España tiene desplegados en Ceuta y Melilla alrededor de 9.000 efectivos entre policías nacionales, guardias civiles y militares. A los profesionales que ya sirven de manera habitual en la ciudad autónoma se han sumado refuerzos y se han prohibido vacaciones. La prioridad es velar por el orden público, pero las autoridades tienen este sábado marcado en rojo. Es la fecha en la que las redes sociales marroquíes habían convocado una nueva entrada masiva de inmigrantes. Todas las fuentes del ámbito de la seguridad consultadas por El Confidencial coinciden en que la actuación de Marruecos será clave si es necesario repeler otra oleada.

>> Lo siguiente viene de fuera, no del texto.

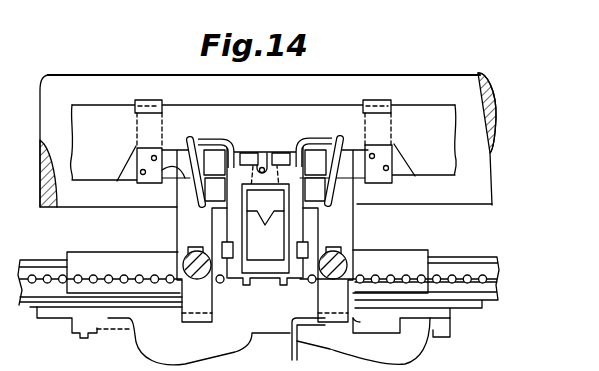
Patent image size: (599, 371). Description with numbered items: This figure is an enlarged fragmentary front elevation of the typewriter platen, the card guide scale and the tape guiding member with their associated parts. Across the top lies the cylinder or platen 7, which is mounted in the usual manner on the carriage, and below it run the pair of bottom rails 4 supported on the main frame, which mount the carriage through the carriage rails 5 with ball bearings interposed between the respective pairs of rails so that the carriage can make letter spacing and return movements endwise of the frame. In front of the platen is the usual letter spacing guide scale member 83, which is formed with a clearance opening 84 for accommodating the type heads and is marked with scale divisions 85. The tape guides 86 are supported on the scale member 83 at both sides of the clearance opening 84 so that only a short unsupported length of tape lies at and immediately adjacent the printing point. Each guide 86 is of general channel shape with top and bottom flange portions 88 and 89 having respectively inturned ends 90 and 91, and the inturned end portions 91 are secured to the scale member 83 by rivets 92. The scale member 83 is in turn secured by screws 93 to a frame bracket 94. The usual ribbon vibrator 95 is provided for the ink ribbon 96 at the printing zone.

The bottom rails 4 is at (475, 258).
The carriage rails 5 is at (410, 255).
The platen 7 is at (58, 208).
The letter spacing guide scale member 83 is at (187, 226).
The clearance opening 84 is at (290, 150).
The scale divisions 85 is at (357, 150).
The tape guides 86 is at (161, 124).
The top flange portion 88 is at (147, 100).
The bottom flange portion 89 is at (140, 186).
The inturned end 90 is at (135, 108).
The inturned end portion 91 is at (137, 163).
The rivets 92 is at (125, 176).
The screws 93 is at (197, 285).
The frame bracket 94 is at (276, 320).
The ribbon vibrator 95 is at (217, 147).
The ink ribbon 96 is at (178, 186).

El ministro del Interior, Fernando Grande-Marlaska, ofreció este jueves datos precisos del despliegue de su departamento en Ceuta. Son 880 policías nacionales y 714 guardias civiles. De esos 1.594 integrantes de las fuerzas de seguridad, en torno a 470 han llegado como refuerzos desde la crisis del pasado 30 de julio. A estas cifras hay que sumar el despliegue del Ejército. A consultas de este periódico, un portavoz oficial del Ministerio de Defensa cifra en 3.000 los militares que están actualmente en Ceuta.

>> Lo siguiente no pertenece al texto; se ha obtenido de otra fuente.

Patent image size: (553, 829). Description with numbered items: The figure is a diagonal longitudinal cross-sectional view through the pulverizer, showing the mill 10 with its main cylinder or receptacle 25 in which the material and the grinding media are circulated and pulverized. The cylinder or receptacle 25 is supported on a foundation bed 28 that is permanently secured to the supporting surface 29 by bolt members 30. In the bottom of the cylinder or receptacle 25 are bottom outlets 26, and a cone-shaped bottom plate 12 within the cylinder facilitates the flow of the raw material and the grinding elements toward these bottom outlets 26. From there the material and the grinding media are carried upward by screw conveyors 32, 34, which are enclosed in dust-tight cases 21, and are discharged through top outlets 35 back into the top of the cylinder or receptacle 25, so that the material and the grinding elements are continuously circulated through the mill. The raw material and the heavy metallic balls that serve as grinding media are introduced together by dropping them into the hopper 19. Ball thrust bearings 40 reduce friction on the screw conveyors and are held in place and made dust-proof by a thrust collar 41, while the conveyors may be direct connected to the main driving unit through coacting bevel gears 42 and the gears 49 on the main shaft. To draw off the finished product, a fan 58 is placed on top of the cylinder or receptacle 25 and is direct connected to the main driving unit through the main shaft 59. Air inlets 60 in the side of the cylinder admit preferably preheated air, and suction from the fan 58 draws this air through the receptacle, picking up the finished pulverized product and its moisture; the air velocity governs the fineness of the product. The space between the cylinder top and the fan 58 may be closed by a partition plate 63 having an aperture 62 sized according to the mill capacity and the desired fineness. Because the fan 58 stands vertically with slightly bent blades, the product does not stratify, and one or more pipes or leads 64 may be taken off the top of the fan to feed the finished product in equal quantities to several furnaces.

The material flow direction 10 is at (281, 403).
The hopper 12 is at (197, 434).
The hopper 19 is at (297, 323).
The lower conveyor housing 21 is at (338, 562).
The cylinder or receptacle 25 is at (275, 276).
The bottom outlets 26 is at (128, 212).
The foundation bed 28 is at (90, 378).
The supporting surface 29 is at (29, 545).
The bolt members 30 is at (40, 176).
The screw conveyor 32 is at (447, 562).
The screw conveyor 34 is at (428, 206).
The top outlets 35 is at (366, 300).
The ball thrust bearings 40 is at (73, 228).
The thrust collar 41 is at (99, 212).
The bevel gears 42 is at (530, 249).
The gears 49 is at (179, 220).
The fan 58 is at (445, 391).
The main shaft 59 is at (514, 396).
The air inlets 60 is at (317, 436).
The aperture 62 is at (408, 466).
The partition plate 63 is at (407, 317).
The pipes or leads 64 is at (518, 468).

"Están a disposición de las labores de apoyo de la Guardia Civil desde el primer día, fundamentalmente realizando patrullas en las calles y zonas comerciales como grandes superficies para garantizar la seguridad y la apertura de los establecimientos", afirman desde el Departamento que dirige Margarita Robles. El despliegue, por tanto, no está pensado como una barrera de contención en la frontera para frenar una entrada masiva de decenas de miles de personas.